Not all of us would consider even Michelangelo’s arrogance entirely justified, but it is not only the Michelangelos who have had this belief in themselves. Apparently the confidence of progress has been as great in times that now seem to us decadent as in times that we think of as truly progressive. The past, or at least the immediate past, has always seemed “out of date,” and each generation, as it made its entrance on the stage, has plumed itself upon its superiority to that which was leaving it. The architect of the most debased baroque grafted his “improvements” upon the buildings of the high Renaissance with an assurance not less than that with which David and his contemporaries banished the whole charming art of the eighteenth century. Van Orley and Frans Floris were as sure of their advance upon the ancient Flemish painting of the Van Eycks and of Memling as Rubens himself must have been of his advance upon them.

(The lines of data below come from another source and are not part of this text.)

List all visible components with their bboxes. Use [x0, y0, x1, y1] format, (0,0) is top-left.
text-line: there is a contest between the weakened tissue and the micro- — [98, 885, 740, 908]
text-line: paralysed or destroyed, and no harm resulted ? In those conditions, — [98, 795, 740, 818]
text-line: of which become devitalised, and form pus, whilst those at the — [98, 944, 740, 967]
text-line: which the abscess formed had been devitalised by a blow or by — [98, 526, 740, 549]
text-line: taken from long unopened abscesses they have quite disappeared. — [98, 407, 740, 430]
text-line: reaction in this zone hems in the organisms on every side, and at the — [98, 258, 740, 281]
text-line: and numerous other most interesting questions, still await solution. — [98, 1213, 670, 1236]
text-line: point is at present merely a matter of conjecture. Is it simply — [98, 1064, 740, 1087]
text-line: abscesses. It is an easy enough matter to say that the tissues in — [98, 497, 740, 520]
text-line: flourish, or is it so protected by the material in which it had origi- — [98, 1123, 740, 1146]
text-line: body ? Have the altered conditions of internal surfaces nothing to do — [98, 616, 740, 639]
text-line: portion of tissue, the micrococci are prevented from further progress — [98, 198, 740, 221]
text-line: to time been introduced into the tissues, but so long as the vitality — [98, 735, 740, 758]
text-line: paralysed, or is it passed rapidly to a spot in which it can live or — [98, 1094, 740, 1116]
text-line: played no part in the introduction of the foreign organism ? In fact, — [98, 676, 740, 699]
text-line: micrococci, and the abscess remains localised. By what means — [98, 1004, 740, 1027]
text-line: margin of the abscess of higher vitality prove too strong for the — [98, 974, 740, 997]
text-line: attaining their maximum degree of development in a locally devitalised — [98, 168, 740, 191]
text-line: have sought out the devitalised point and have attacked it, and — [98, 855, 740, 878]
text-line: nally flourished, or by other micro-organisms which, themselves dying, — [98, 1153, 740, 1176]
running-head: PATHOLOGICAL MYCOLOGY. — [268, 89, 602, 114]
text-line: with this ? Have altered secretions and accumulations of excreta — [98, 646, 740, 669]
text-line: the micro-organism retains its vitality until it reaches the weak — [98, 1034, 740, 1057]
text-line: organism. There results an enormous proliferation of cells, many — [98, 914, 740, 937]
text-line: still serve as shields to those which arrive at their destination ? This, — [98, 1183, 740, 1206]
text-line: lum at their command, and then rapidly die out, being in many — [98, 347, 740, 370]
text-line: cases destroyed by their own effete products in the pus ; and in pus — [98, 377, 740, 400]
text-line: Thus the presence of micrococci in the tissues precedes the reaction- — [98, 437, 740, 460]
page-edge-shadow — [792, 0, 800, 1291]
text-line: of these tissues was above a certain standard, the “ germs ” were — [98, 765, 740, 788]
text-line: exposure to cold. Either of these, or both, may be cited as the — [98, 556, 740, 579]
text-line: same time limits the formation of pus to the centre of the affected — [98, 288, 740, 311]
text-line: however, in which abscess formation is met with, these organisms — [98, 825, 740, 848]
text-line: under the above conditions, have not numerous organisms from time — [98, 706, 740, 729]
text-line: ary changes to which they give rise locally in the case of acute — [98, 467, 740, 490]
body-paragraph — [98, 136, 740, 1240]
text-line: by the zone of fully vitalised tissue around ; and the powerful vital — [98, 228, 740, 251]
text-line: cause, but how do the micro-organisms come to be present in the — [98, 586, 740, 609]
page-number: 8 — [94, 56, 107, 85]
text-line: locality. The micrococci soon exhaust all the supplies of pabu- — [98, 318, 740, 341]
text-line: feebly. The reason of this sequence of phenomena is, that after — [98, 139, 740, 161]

We can see plainly enough that in at least some of these cases the sense of progress was an illusion. There was movement, but it was not always forward movement. And if progress was illusory in some instances, may it not, possibly, have been so in all? It is at least worth inquiry how far the fine arts have ever been in a state of true progress, going forward regularly from good to better, each generation building on the work of its predecessors and surpassing that work, in the way in which science has normally progressed when material conditions were favorable.